Lecture de “l’homme assis dans le couloir” avec la comédienne Ludmilla Benlarbi. Photo AC Chapuis
Ils sont une trentaine, tous professionnels venus d’Orléans, Paris, Tours, Marseille, Arles, réunis pour l’occasion par Patrice Douchet. Quelques consignes, des propositions, un cadre donné et libre à chacun de s’en saisir. Et la magie opère. On ne voit pas le temps passer, on en redemande.
Quelques moments collectifs viennent ponctuer la nuit. Tout le monde fredonne « India song ». Un quiz évoque les rencontres et anecdotes de la vie de l’écrivaine au milieu des ouvrages qui jonchent le sol de la grande salle. C’est un peu long, l’on a hâte de retrouver l’atmosphère durassienne rendue si vivante par les comédiens. Les mots de Marguerite Duras suffisent à la décrire !
Savannah Bay avec Juliette Malfray (à gauche) et Corinne Bastat. Photo AC Chapuis
Des scansions dans le parcours intérieur
Le repas fait aussi scansion et respiration. Les recettes de Duras, préparées par le groupe « Paroles d’habitants » de Saran, sont appréciées autant que les contacts avec les comédiens qui sont au service et avec qui les échanges sont simples et chaleureux.

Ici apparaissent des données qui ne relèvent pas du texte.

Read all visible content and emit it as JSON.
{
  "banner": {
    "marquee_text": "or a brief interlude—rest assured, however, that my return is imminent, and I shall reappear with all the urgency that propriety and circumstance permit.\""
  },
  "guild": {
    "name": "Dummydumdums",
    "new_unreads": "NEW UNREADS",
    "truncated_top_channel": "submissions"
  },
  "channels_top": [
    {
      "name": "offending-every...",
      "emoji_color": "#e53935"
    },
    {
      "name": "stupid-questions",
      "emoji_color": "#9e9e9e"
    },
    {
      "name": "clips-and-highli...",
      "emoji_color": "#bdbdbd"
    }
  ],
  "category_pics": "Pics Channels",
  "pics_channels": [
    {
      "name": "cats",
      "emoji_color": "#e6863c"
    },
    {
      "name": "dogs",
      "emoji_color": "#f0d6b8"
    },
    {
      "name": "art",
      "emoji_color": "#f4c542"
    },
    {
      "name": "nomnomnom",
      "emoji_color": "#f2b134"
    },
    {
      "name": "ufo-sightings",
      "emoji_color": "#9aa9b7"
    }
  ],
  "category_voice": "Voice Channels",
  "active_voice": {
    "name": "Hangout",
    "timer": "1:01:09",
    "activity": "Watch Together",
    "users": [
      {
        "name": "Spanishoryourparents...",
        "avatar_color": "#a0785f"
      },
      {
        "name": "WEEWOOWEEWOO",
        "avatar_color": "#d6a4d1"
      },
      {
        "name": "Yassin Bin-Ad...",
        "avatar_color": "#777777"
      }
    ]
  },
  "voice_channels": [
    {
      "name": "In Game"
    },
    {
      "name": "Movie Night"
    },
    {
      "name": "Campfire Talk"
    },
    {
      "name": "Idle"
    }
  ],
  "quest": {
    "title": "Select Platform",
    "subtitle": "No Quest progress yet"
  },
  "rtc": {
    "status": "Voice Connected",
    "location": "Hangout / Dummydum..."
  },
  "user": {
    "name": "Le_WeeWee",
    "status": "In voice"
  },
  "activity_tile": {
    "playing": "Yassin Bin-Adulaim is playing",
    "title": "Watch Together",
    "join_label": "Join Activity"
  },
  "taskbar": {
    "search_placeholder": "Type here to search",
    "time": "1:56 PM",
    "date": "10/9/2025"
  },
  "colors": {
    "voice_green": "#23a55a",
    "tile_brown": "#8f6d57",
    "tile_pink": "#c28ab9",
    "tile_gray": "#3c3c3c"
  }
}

Puis, retour à la quintessence de ce que l’on a du mal à appeler « spectacle », après un « procès » où s’opposent les partisans et détracteurs de l’écrivaine. Les propos qui ont défrayé la chronique depuis toujours sont mis en scène dans une « impro » des comédiens de haute facture.
Saluons cette belle expérience où Patrice Douchet, après avoir fait de nombreuses mises en scène de Marguerite Duras, avoir réalisé des conférences, organisé des stages… sait lui redonner vie à travers un parcours dans le droit fil de son ineffable univers. Il nous livre par ailleurs un projet de livre avec lettres et chansons qui devrait voir le jour l’an prochain.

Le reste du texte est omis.